Pe. Alexandre mandou cartas de aviso no começo de junho para sua primeira viagem de Missão que seria em julho e deveria durar trinta e quatro dias.

Ir. Domingos começara a preparar os cavalos e Pe. Alexandre o necessário para a missa, batizados, casamentos, bênçãos. Recordo-me de que ele ficara preocupado por não saber cavalgar direito e se lembrava da viagem de Castro e Tibagi, na qual sofrera tanto que chegou a ficar com pequenas machucaduras.

E eu lhe dizia:
- As feridas foram uma lição! Não se renovarão mais! Fez calo e isto é ótimo para resistir a grandes cavalgadas!

Eu cavalgara muito mais que ele. Desde menino fiz muitas vezes o caminho de São Máximo aos Estigmas para ir à aula montando meu baio que deixava na cocheira. Eu fora instruído como cavalgar e passei-lhe meu aprendizado.
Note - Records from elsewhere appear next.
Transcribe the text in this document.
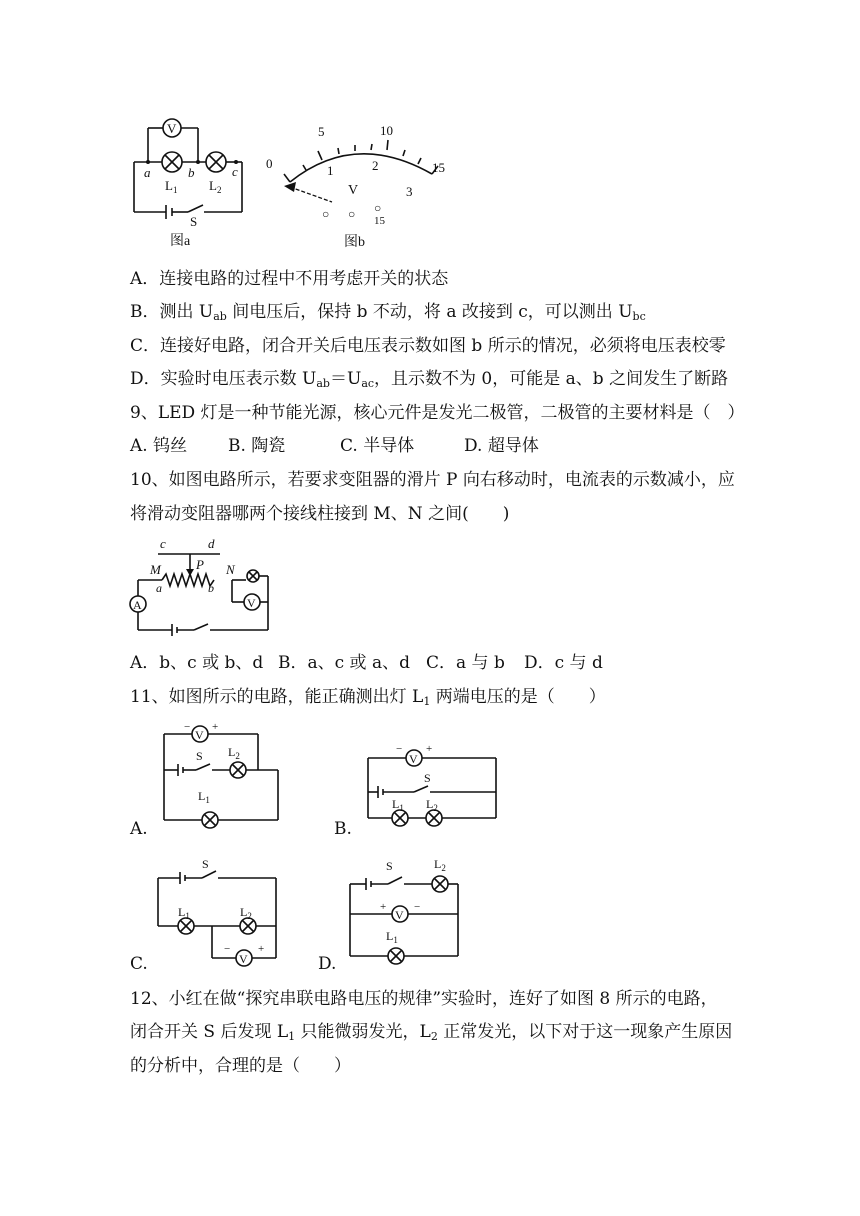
V
a	b	c
$L_1$ $L_2$
S
图a
0
5	10
15
1	2
3
V
○ ○ ○
15
图b
A．连接电路的过程中不用考虑开关的状态
B．测出 $U_{ab}$ 间电压后，保持 b 不动，将 a 改接到 c，可以测出 $U_{bc}$
C．连接好电路，闭合开关后电压表示数如图 b 所示的情况，必须将电压表校零
D．实验时电压表示数 $U_{ab}=U_{ac}$，且示数不为 0，可能是 a、b 之间发生了断路
9、LED 灯是一种节能光源，核心元件是发光二极管，二极管的主要材料是（　）
A. 钨丝 B. 陶瓷	C. 半导体	D. 超导体
10、如图电路所示，若要求变阻器的滑片 P 向右移动时，电流表的示数减小，应
将滑动变阻器哪两个接线柱接到 M、N 之间(　　)
c	d
P
M
a	b
N
V
A
A．b、c 或 b、d B．a、c 或 a、d C．a 与 b D．c 与 d
11、如图所示的电路，能正确测出灯 $L_1$ 两端电压的是（　　）
V
− +
S $L_2$
$L_1$
A.
V
− +
S
$L_1$ $L_2$
B.
S
$L_1$	$L_2$
V
−	+
C.
S	$L_2$
V
+	−
$L_1$
D.
12、小红在做“探究串联电路电压的规律”实验时，连好了如图 8 所示的电路，
闭合开关 S 后发现 $L_1$ 只能微弱发光，$L_2$ 正常发光，以下对于这一现象产生原因
的分析中，合理的是（　　）
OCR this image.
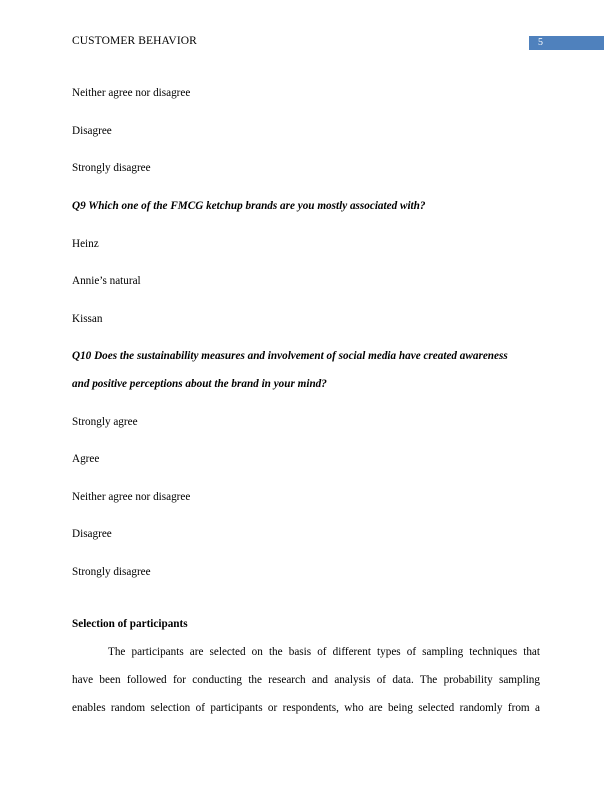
CUSTOMER BEHAVIOR	5
Neither agree nor disagree
Disagree
Strongly disagree
Q9 Which one of the FMCG ketchup brands are you mostly associated with?
Heinz
Annie’s natural
Kissan
Q10 Does the sustainability measures and involvement of social media have created awareness
and positive perceptions about the brand in your mind?
Strongly agree
Agree
Neither agree nor disagree
Disagree
Strongly disagree
Selection of participants
The participants are selected on the basis of different types of sampling techniques that
have been followed for conducting the research and analysis of data. The probability sampling
enables random selection of participants or respondents, who are being selected randomly from a
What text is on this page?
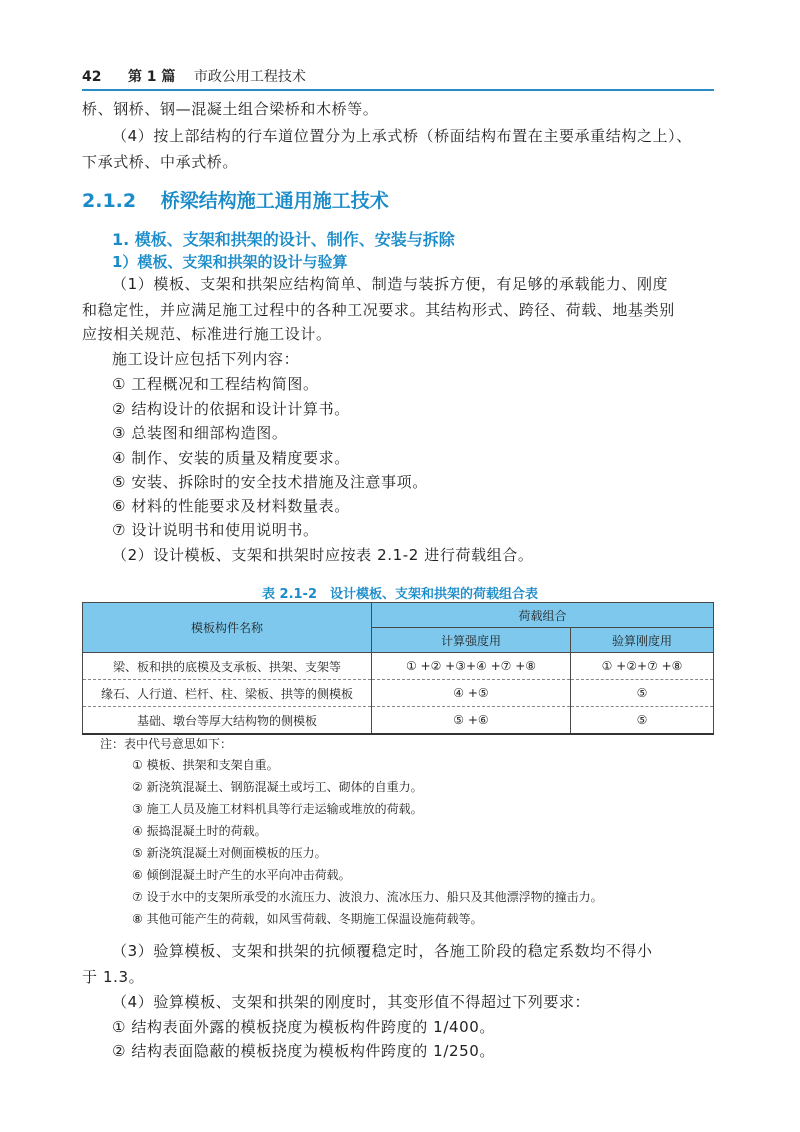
42 第 1 篇 市政公用工程技术
桥、钢桥、钢—混凝土组合梁桥和木桥等。
（4）按上部结构的行车道位置分为上承式桥（桥面结构布置在主要承重结构之上）、
下承式桥、中承式桥。
2.1.2 桥梁结构施工通用施工技术
1. 模板、支架和拱架的设计、制作、安装与拆除
1）模板、支架和拱架的设计与验算
（1）模板、支架和拱架应结构简单、制造与装拆方便，有足够的承载能力、刚度
和稳定性，并应满足施工过程中的各种工况要求。其结构形式、跨径、荷载、地基类别
应按相关规范、标准进行施工设计。
施工设计应包括下列内容：
① 工程概况和工程结构简图。
② 结构设计的依据和设计计算书。
③ 总装图和细部构造图。
④ 制作、安装的质量及精度要求。
⑤ 安装、拆除时的安全技术措施及注意事项。
⑥ 材料的性能要求及材料数量表。
⑦ 设计说明书和使用说明书。
（2）设计模板、支架和拱架时应按表 2.1-2 进行荷载组合。
表 2.1-2　设计模板、支架和拱架的荷载组合表
模板构件名称	荷载组合	
	计算强度用	验算刚度用
梁、板和拱的底模及支承板、拱架、支架等	① +② +③+④ +⑦ +⑧	① +②+⑦ +⑧
缘石、人行道、栏杆、柱、梁板、拱等的侧模板	④ +⑤	⑤
基础、墩台等厚大结构物的侧模板	⑤ +⑥	⑤
注：表中代号意思如下：
① 模板、拱架和支架自重。
② 新浇筑混凝土、钢筋混凝土或圬工、砌体的自重力。
③ 施工人员及施工材料机具等行走运输或堆放的荷载。
④ 振捣混凝土时的荷载。
⑤ 新浇筑混凝土对侧面模板的压力。
⑥ 倾倒混凝土时产生的水平向冲击荷载。
⑦ 设于水中的支架所承受的水流压力、波浪力、流冰压力、船只及其他漂浮物的撞击力。
⑧ 其他可能产生的荷载，如风雪荷载、冬期施工保温设施荷载等。
（3）验算模板、支架和拱架的抗倾覆稳定时，各施工阶段的稳定系数均不得小
于 1.3。
（4）验算模板、支架和拱架的刚度时，其变形值不得超过下列要求：
① 结构表面外露的模板挠度为模板构件跨度的 1/400。
② 结构表面隐蔽的模板挠度为模板构件跨度的 1/250。
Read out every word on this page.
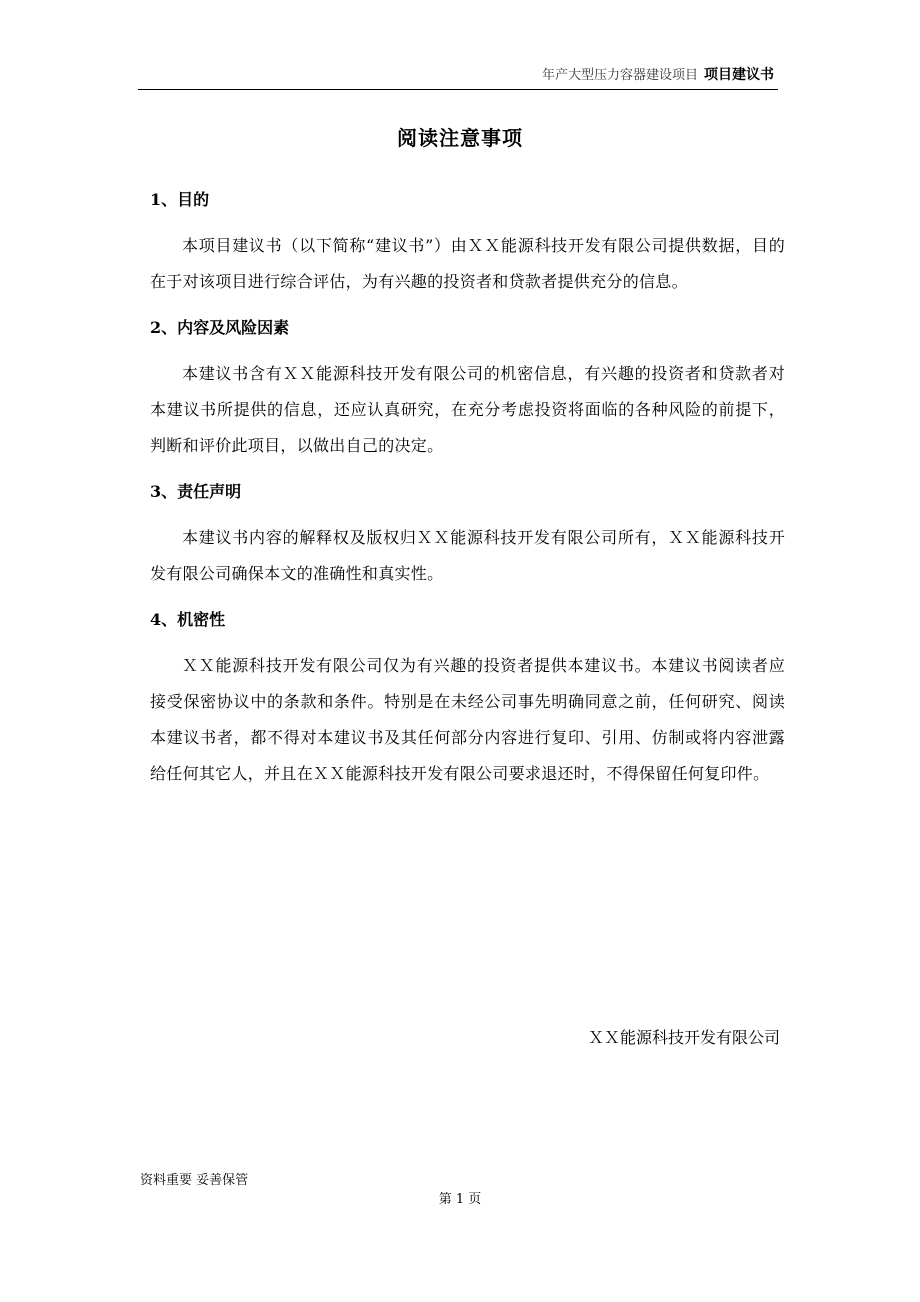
年产大型压力容器建设项目 项目建议书
阅读注意事项
1、目的

本项目建议书（以下简称“建议书”）由ＸＸ能源科技开发有限公司提供数据，目的在于对该项目进行综合评估，为有兴趣的投资者和贷款者提供充分的信息。

2、内容及风险因素

本建议书含有ＸＸ能源科技开发有限公司的机密信息，有兴趣的投资者和贷款者对本建议书所提供的信息，还应认真研究，在充分考虑投资将面临的各种风险的前提下，判断和评价此项目，以做出自己的决定。

3、责任声明

本建议书内容的解释权及版权归ＸＸ能源科技开发有限公司所有，ＸＸ能源科技开发有限公司确保本文的准确性和真实性。

4、机密性

ＸＸ能源科技开发有限公司仅为有兴趣的投资者提供本建议书。本建议书阅读者应接受保密协议中的条款和条件。特别是在未经公司事先明确同意之前，任何研究、阅读本建议书者，都不得对本建议书及其任何部分内容进行复印、引用、仿制或将内容泄露给任何其它人，并且在ＸＸ能源科技开发有限公司要求退还时，不得保留任何复印件。

ＸＸ能源科技开发有限公司
资料重要 妥善保管
第 1 页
- Quer montar bem sem que nada lhe aconteça? Preste atenção. Antes de tudo, tenha bons e perfeitos arreios. Depois, observe se a barrigueira que segura a sela está bem apertada e firme. Para montar tome as rédeas e a crina juntas na mão esquerda, observando que não fique muito esticada; segure com a mão direita o cabeçote da sela; coloque o pé esquerdo no estribo e com impulso, levantando bem a perna direita, monte na sela. Quando estiver na sela os pés devem estar bem dentro e firmes no estribo; deve firmar as coxas e não os joelhos; olhe sempre a cabeça do cavalo; solte as rédeas e o cavalo andará. A qualquer movimento estranho do cavalo, preste atenção à sua cabeça: se levantar o corpo você deve jogar-se para frente; se o abaixar jogue-se para trás. Se o cavalo pular o corpo deve ser inclinado para frente para que depois do salto se encontre reto e perpendicular. Exercite logo tudo isso. Além disso, se os arreios não forem bons romper-se-ão ao primeiro esforço do animal. Se arrebentar uma rédea, ai, ai, ai, cavaleiro! Se a barrigueira não ficar bem apertada e firme permitirá que a sela caia ou escorregue para trás; se não segurar as rédeas junto com a crina o cavalo pode saltar antes que você suba na sela; se não suspender bem a perna direita quando montar poderá tropeçar na própria sela ou no animal e cair.
Pe. Alexandre ouvia tudo docilmente, pois ignorava estas técnicas!

Chegou finalmente o dia da partida para a primeira viagem de Missão. Gostaria que fosse eu; mas era justo que Pe. Alexandre começasse. Era o Superior!